Trade offs/Tech choices
Throughout the design process, several trade-offs were made and specific technical choices were considered to optimize the Yelp Location Service. Here's a breakdown of some key decisions:
1. Database Sharding:
- Choice: Sharding by establishment type.
- Reasoning: This approach distributes reviews and potentially photos across multiple servers based on the establishment they belong to. It offers good performance for read operations on specific establishments and scales well with a growing number of establishments and reviews.
2. Scaling Strategy:
- Choice: Horizontal scaling.
- Reasoning: The system anticipates significant growth in establishments and potentially reviews. Horizontal scaling allows adding more database servers to distribute the load and handle growing data volumes efficiently. Additionally, read operations are anticipated to be more frequent, making horizontal scaling with read replicas ideal for handling high read traffic without impacting write performance.
3. Search Optimization:
- Choices: Both geohashing and quadtrees were discussed.
- Trade-off: Geohashing offers simplicity and efficiency for fast search based on a general area. Quadtrees provide more flexibility for defining search areas but might be more complex to implement.
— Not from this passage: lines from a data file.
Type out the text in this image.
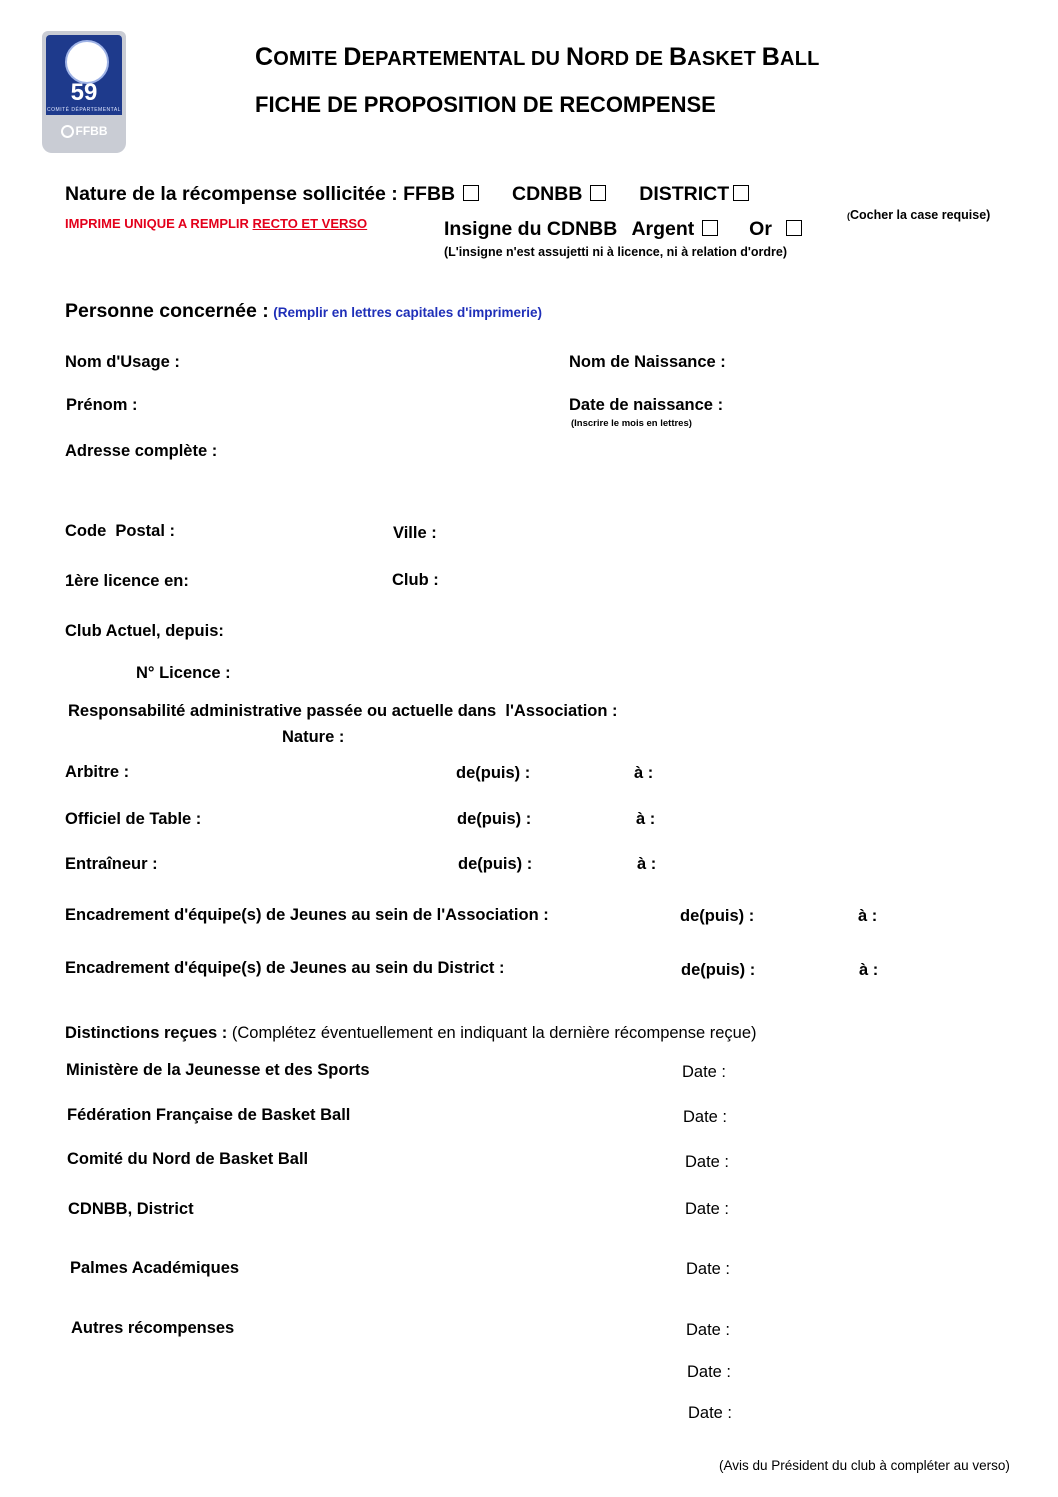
59
COMITÉ DÉPARTEMENTAL
FFBB
COMITE DEPARTEMENTAL DU NORD DE BASKET BALL
FICHE DE PROPOSITION DE RECOMPENSE
Nature de la récompense sollicitée : FFBB	CDNBB	DISTRICT
IMPRIME UNIQUE A REMPLIR RECTO ET VERSO	Insigne du CDNBB Argent	Or
(Cocher la case requise)
(L'insigne n'est assujetti ni à licence, ni à relation d'ordre)
Personne concernée : (Remplir en lettres capitales d'imprimerie)
Nom d'Usage :	Nom de Naissance :
Prénom :	Date de naissance :
(Inscrire le mois en lettres)
Adresse complète :
Code  Postal :	Ville :
1ère licence en:	Club :
Club Actuel, depuis:
N° Licence :
Responsabilité administrative passée ou actuelle dans  l'Association :
Nature :
Arbitre :	de(puis) :	à :
Officiel de Table :	de(puis) :	à :
Entraîneur :	de(puis) :	à :
Encadrement d'équipe(s) de Jeunes au sein de l'Association :	de(puis) :	à :
Encadrement d'équipe(s) de Jeunes au sein du District :	de(puis) :	à :
Distinctions reçues : (Complétez éventuellement en indiquant la dernière récompense reçue)
Ministère de la Jeunesse et des Sports	Date :
Fédération Française de Basket Ball	Date :
Comité du Nord de Basket Ball	Date :
CDNBB, District	Date :
Palmes Académiques	Date :
Autres récompenses	Date :
Date :
Date :
(Avis du Président du club à compléter au verso)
Decision: The specific choice depends on the desired level of precision and flexibility in search areas. If precise location filtering is less critical, geohashing might be sufficient. If users need to define rectangular search areas, quadtrees would be a better fit.
Future improvements
Here are some potential future improvements for the Yelp Location Service:
1. Advanced Search and Filtering:
- Implement filters based on additional criteria like cuisine type (for restaurants), price range, amenities (e.g., Wi-Fi, outdoor seating), and accessibility features.
- Allow users to search by specific keywords within reviews to find establishments mentioned for a particular aspect (e.g., "great burgers").
2. Personalized Recommendations:
- Utilize machine learning to analyze user reviews, browsing history, and past behavior to recommend establishments that better match their preferences.
- Integrate with social networks to consider recommendations from friends or trusted reviewers.
3. AI-powered Chatbot Support:
- Introduce a chatbot to answer frequently asked questions, guide users through search functionalities, and potentially collect user feedback.
- Leverage natural language processing to understand user queries and provide relevant information or complete basic tasks.
4. Gamification and Incentives:
- Implement a gamification system with points or badges awarded for leaving reviews, adding photos, or being a helpful user.
- Offer occasional rewards or discounts at establishments based on user activity or contribution to the platform.